Comunicación y nuevas tecnologías

Escucho a la gente renegar de las nuevas tecnologías y me enferma. Valoro a los que reniegan de ella y no utilizan las nuevas tecnologías, se aguantan las consecuencias de la incomunicación, ya que todo se organiza mediante grupos y eventos en redes o servicios de mensajería instantánea. Son consecuentes a su criterio con sus actos!. Pero me molestan las personas que critican a las nuevas tecnologías, siendo usuarios asiduos de la mismas. Son esas personas justamente, las que padecen S.I.R,  síndrome de idiota en la red.

Un ejemplo: El que critica que en las redes se comuniquen estados de ánimo, pensamientos, humor, frases. Es tan simple como no entrar a cotillear el muro de alguien, para no leer su estado.

Siempre apelo al lado positivo de las cosas, a la comunicación que genera. En los años 70 mis padres emigraron a Australia desde Argentina, las cartas tardaban un mes en llegar.
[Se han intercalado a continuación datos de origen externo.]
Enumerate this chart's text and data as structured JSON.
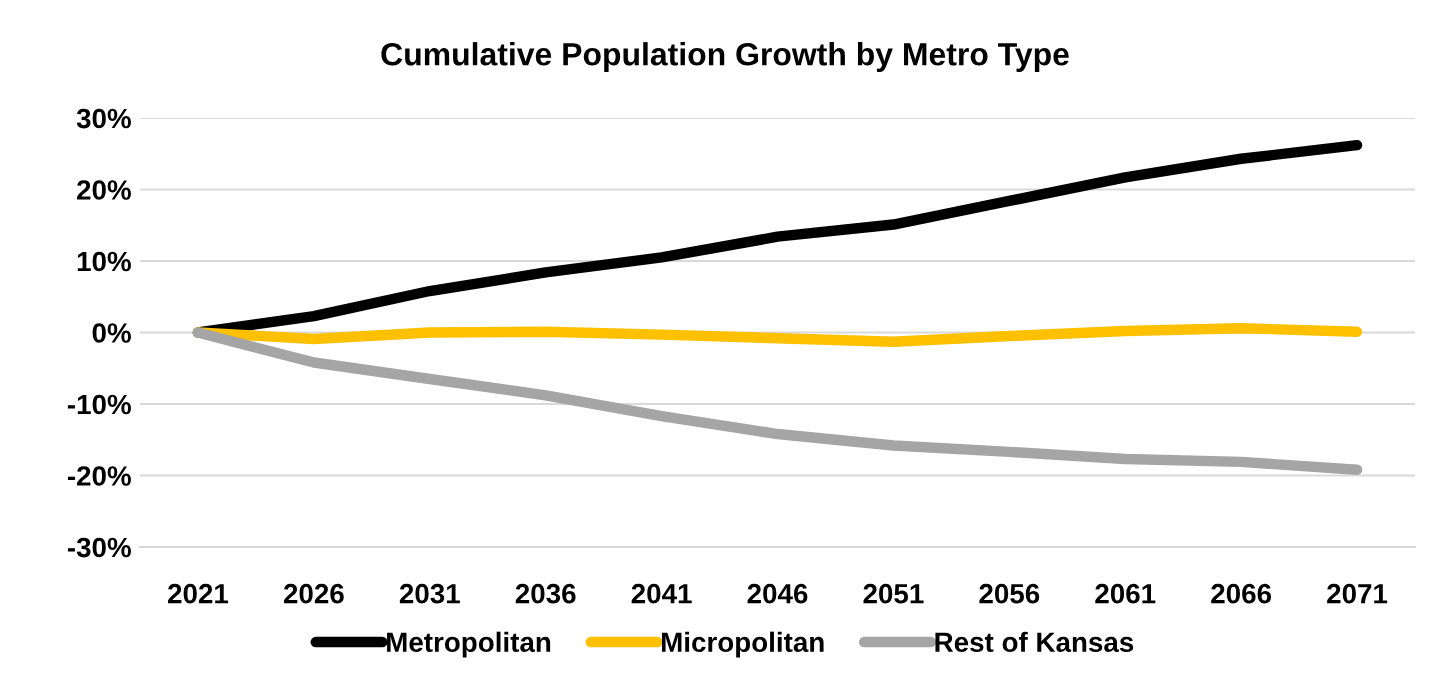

Hoy gracias al whatsapp y facebook, desde España puedo formar parte del cotidiano de personas en Argentina, que en el tiempo y la distancia, irremediablemente perdería. Porque es cierto que el roce hace al cariño!.

Los medios se crean y en nosotros está la forma en que los utilicemos. En lugar de renegar del presente tecnológico, deberíamos aportar. Las nuevas tecnologías generan trabajo en casa, comunicación entre personas y también intercambio desde el simple al más complejo. La red nos ofrece mucho conocimiento,  que años atrás estaba restringido y por nuestro mal uso, cada día se restringe más y se vuelve pago. Porque no se ha respetado el copyriht y el valor intelectual de nada. El copy and past hizo desastres y todos formamos parte, en mayor o menor medida de él. También la desmesurada manía de compartir noticias, sin contrastar su veracidad . Tampoco informarnos como usuarios de la seguridad en la red. Por no hablar de la gestión del tiempo, no medir su uso.

El problema no radica en la tecnología, repito, sino en su uso o abuso. Durante años renegué de The Matrix, hasta que encontré mi sitio en la red. Todos creemos ser internautas o usuarios avanzados, pero recién estamos caminando en este espacio virtual, donde los códigos de respeto existen y la voz se expande como vehículo del pensamiento.

Un ejemplo reciente, los escaños del partido político «PODEMOS». Movido por las redes sociales. El movimiento de los «indignados» se alimentaba por las redes sociales.

La comunicación ha cambiado, es una realidad. En nosotros está el deseo de comunicarnos y los medios que empleemos. Es nuestra responsabilidad  contrastar, lo que las redes ofrecen como información, para evitar la desinformación con el exceso. Medir los tiempos, evaluar los riesgos. En resumen: ser conscientes que dejamos huellas en la red y navegar con la misma honestidad que en la calle, tomarnos enserio el rol de usuario. No esperar a que otros impongan normas.

Ciudadano del mundo, ciudadano de la red.